When Chris Lanterman came to NAU as a student about 20 years ago, navigating the higher education path with a visual impairment was a more difficult journey than it is today.

“The efforts that have been made at the institution in regards to accessibility have been phenomenal, whether it is building space or information technologies,” Lanterman said.

The Americans with Disabilities Act was signed into law 25 years ago this month, prohibiting discrimination based on physical and mental disabilities.

Lanterman said NAU’s progress has been continual, with significant momentum made during the past decade.

Facilities Services, responsible for construction and renovations, always considers accessibility at the early design stages.
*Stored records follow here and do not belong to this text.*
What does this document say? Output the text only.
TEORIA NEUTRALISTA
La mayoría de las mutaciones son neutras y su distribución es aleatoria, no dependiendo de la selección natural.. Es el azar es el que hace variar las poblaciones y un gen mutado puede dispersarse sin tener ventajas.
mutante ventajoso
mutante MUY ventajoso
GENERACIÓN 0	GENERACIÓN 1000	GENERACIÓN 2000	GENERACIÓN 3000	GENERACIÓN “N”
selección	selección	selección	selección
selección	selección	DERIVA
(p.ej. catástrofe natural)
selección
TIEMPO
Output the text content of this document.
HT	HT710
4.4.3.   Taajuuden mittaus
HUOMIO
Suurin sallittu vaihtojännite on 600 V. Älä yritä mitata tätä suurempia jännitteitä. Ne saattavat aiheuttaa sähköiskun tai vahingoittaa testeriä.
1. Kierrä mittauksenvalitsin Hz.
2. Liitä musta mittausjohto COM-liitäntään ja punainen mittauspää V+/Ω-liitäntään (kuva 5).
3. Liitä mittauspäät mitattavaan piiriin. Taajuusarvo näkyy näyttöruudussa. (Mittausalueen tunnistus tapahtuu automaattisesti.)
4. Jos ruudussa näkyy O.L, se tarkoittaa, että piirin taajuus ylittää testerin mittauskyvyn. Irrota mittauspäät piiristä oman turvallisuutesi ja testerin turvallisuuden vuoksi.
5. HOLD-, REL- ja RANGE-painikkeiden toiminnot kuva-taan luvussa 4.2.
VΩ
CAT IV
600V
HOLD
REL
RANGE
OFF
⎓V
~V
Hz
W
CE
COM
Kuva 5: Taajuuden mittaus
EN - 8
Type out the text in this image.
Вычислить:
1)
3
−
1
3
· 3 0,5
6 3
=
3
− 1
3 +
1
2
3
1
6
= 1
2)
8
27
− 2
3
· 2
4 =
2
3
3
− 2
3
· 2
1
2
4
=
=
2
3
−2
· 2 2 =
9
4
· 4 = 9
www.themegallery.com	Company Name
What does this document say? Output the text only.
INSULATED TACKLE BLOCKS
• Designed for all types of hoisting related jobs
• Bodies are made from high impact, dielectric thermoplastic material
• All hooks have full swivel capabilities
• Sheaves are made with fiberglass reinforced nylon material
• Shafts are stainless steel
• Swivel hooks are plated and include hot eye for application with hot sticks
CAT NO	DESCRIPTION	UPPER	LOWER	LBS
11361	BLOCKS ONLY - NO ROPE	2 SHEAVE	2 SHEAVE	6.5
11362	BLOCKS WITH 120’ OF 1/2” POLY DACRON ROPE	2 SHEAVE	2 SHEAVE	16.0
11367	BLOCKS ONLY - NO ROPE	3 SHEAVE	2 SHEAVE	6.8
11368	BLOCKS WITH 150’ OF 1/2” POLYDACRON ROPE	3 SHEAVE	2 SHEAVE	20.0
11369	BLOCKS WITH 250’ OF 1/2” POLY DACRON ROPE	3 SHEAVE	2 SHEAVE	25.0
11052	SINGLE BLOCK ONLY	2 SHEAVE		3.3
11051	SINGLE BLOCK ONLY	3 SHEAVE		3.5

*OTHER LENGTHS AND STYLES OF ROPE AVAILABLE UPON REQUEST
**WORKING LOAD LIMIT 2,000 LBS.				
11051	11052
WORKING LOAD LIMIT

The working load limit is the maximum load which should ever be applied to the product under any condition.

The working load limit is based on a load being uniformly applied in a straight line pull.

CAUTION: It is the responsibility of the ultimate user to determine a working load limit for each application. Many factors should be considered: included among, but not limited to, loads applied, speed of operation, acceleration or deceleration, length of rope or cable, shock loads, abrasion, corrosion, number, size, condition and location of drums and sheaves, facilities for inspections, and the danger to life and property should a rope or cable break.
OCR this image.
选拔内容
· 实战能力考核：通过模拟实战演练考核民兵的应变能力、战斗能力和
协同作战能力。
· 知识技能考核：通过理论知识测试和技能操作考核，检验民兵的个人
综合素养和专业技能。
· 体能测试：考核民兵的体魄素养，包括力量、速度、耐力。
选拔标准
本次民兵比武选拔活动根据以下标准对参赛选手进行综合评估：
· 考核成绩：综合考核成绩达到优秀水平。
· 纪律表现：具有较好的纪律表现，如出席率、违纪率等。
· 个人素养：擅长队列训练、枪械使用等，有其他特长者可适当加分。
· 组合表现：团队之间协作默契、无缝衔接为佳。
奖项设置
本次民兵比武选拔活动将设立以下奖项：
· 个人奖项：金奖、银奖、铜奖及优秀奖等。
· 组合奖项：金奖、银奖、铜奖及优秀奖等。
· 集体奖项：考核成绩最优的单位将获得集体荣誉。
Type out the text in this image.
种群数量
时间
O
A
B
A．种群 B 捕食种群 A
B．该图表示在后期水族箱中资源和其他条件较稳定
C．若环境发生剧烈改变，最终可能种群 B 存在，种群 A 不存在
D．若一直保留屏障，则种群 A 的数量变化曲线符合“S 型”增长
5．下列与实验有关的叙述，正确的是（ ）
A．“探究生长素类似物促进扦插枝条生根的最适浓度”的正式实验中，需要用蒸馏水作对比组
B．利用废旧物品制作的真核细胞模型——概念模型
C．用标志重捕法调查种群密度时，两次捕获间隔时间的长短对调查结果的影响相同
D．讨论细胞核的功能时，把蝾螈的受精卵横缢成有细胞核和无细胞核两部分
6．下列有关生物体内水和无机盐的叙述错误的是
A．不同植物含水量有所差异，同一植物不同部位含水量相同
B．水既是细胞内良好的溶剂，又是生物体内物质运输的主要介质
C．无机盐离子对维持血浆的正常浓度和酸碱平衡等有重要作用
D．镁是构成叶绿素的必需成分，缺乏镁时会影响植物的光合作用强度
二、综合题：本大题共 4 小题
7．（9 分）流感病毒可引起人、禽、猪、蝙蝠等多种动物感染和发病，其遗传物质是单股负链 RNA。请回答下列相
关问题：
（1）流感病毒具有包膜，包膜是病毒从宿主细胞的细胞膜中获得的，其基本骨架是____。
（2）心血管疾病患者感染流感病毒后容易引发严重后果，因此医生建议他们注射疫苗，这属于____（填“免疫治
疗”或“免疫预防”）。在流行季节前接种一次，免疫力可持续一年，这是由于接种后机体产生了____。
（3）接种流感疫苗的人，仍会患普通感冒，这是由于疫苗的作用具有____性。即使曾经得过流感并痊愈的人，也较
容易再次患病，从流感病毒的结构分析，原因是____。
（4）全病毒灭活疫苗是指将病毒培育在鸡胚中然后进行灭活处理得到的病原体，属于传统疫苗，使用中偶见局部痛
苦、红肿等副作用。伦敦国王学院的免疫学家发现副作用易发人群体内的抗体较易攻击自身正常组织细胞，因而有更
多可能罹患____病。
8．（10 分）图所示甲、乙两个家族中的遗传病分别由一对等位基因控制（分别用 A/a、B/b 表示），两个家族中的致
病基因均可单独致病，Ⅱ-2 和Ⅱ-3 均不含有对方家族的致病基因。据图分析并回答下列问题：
Instead of going to a single room in Cline Library outfitted with assistive technology, students find accessibility in labs across campus.

A useable materials center at NAU ensures online teaching elements are converted to accessible formats including video captioning.

North campus

NAU was an early adopter of an updated handicap sign, displaying the wheelchair user as an active individual, compared to the more passive version of the international symbol of access.

And during his two decades on campus, Lanterman has witnessed an evolution of attitudes toward disabilities. “When I was first a student at NAU the organizational structure had disability resources under the Counseling and Testing Center, conveying a sort of pathological view of disability.” Today, the disability resources department is integrated in the vibrant Health and Learning Center.

The university also was on the leading edge of another trend by hiring an accessibility analyst. Teresa Haven joined NAU a little more than a year ago, to evaluate software, technology and communications, ensuring they are accessible to all potential users.

“Since I’ve come here we’ve improved knowledge of digital accessibility among most of our technology professionals, created new collaborations among colleagues on campus and we are working toward updated policies and procedures that will help everyone understand and contribute to better accessibility at NAU,” Haven said.

Maintaining NAU’s momentum amid expanding technology use will require considering the broad variety of human ability and need rather than focusing on the average, Haven added.

Continuing the progression is important to Lauren Copeland-Glenn, an affirmative action coordinator, who co-chairs the Commission on Disability Access and Design with Lanterman.

“We have made a lot of progress in terms of people at the institution thinking about making things accessible,” Copeland-Glenn said. “Allowing people equal access to the university is an important social justice issue, and on the commission, we really have a voice.”